Now, the openafs package does immediately fail with a reasonable error
message on the unsupported architectures and tags all the binary packages
as only being applicable to supported arches, but it feels like a waste,
every time I upload a new openafs package, for it to go into those
architecture queues, make the buildds download and install all the
dependencies, and start trying to build, only to have it fail.  It's
always going to fail, I know it's always going to fail, and while this
isn't a huge waste of resources, it's at least a little waste.

So I followed the instructions at the top of that file and requested a
P-a-s entry, after asking people here what to do.  No response.  Hm.  I
wasn't sure what to make of that -- maybe this request is too trivial to
bother with, it's fine for the builds to fail, and I should just ignore
it?  Or maybe my e-mail wasn't received?  Or maybe I misunderstood
something and this was the wrong channel or the wrong thing to do?

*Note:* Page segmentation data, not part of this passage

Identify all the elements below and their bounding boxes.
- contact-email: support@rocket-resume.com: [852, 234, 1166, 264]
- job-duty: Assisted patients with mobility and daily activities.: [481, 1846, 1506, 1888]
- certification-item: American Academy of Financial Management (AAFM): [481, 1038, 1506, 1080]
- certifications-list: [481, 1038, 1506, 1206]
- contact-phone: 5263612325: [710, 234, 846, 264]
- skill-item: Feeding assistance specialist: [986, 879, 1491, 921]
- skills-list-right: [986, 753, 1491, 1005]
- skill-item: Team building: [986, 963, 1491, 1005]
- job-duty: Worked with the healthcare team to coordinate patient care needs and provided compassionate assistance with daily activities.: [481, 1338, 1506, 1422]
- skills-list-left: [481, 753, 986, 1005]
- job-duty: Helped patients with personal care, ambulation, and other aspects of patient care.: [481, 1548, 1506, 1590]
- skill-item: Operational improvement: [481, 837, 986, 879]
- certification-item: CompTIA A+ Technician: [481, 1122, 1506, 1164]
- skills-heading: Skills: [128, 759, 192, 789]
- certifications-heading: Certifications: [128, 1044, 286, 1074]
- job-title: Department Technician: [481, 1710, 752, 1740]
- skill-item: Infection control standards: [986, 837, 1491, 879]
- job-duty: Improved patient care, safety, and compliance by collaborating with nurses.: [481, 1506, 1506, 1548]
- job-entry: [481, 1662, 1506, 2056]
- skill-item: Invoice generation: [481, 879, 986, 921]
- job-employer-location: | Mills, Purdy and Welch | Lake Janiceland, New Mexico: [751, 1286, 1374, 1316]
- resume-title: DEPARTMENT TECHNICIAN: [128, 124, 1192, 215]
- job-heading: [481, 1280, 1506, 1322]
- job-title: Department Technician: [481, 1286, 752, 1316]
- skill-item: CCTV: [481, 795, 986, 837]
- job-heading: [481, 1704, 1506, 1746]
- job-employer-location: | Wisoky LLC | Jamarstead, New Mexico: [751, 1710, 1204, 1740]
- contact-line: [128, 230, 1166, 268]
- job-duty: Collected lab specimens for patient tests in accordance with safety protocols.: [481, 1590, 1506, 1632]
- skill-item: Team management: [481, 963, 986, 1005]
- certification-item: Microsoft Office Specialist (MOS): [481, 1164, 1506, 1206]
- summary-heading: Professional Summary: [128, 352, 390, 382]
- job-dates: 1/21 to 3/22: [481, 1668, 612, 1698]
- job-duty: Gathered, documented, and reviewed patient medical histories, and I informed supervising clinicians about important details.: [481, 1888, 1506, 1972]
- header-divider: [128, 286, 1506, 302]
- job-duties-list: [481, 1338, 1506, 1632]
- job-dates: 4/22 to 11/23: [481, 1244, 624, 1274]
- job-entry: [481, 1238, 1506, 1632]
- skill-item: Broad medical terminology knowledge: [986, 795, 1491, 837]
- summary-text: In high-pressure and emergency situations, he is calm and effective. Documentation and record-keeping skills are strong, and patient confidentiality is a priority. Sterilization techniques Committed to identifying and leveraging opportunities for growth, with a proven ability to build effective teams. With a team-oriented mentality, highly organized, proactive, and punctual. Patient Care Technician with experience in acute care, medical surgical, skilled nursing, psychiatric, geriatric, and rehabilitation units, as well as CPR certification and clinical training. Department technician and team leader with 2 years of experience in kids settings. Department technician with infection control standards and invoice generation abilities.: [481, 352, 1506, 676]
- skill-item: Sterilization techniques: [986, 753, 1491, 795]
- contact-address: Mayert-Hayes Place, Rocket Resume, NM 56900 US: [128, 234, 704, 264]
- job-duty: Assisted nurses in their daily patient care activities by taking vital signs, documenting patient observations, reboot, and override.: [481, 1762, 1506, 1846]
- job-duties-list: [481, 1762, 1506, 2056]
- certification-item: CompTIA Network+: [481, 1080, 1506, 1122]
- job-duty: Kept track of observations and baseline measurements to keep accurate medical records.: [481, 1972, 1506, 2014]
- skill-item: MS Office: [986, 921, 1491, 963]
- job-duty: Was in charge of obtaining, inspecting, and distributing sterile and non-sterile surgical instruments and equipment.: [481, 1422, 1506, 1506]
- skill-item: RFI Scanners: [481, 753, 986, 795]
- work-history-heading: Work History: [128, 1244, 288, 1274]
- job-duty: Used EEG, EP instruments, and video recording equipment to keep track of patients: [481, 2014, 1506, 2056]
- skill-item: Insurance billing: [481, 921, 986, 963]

I waited a while (my saved mail says two months) and asked my AM about it.
He said that mailing them again was probably the right thing to do.  So I
went ahead and did that, providing the specific entry that I think should
be used.  No response (that was in August).  However, I notice in the
build report that m68k is now marking openafs as "not for us" (but the
other arches aren't).  Is this because of my mail?  Because the buildd
administrator noticed the error message?

This is a really minor issue in the grand scheme of things.  It's not RC,
it doesn't break anything, it's really mostly cosmetic plus a minor
resource waste.  Now I'm feeling kind of guilty about bothering clearly
busy people with a trivial request, and I probably really shouldn't send
this message to debian-devel either, since certainly it's not any kind of
serious problem that this hasn't been done.

But I really want to learn.  I want to understand what the right thing to
do is.  It kind of bugs my (probably overactive) sense of neatness to see
openafs sit in those build queues and then fail rather than cleanly being
skipped.  If I should just stop bugging people, I'm happy to do that, but
I'd heard from a few other people who seemed experienced that this is what
I should do, so it would be nice to get a message that explicitly says
"stop bugging us."  Or, well, anything.  Certainly I don't expect such a
message even within a month for this sort of low-priority request; it
takes me that long to get to my mail too.  But....

Maybe the right thing to do would be to work out a way for package
maintainers to provide input to their own P-a-s entries in some sort of
automated fashion?  It does seem like a package maintainer is generally
going to know this sort of thing, and I hate to bother busy buildd
maintainers with this kind of thing if I could do it myself.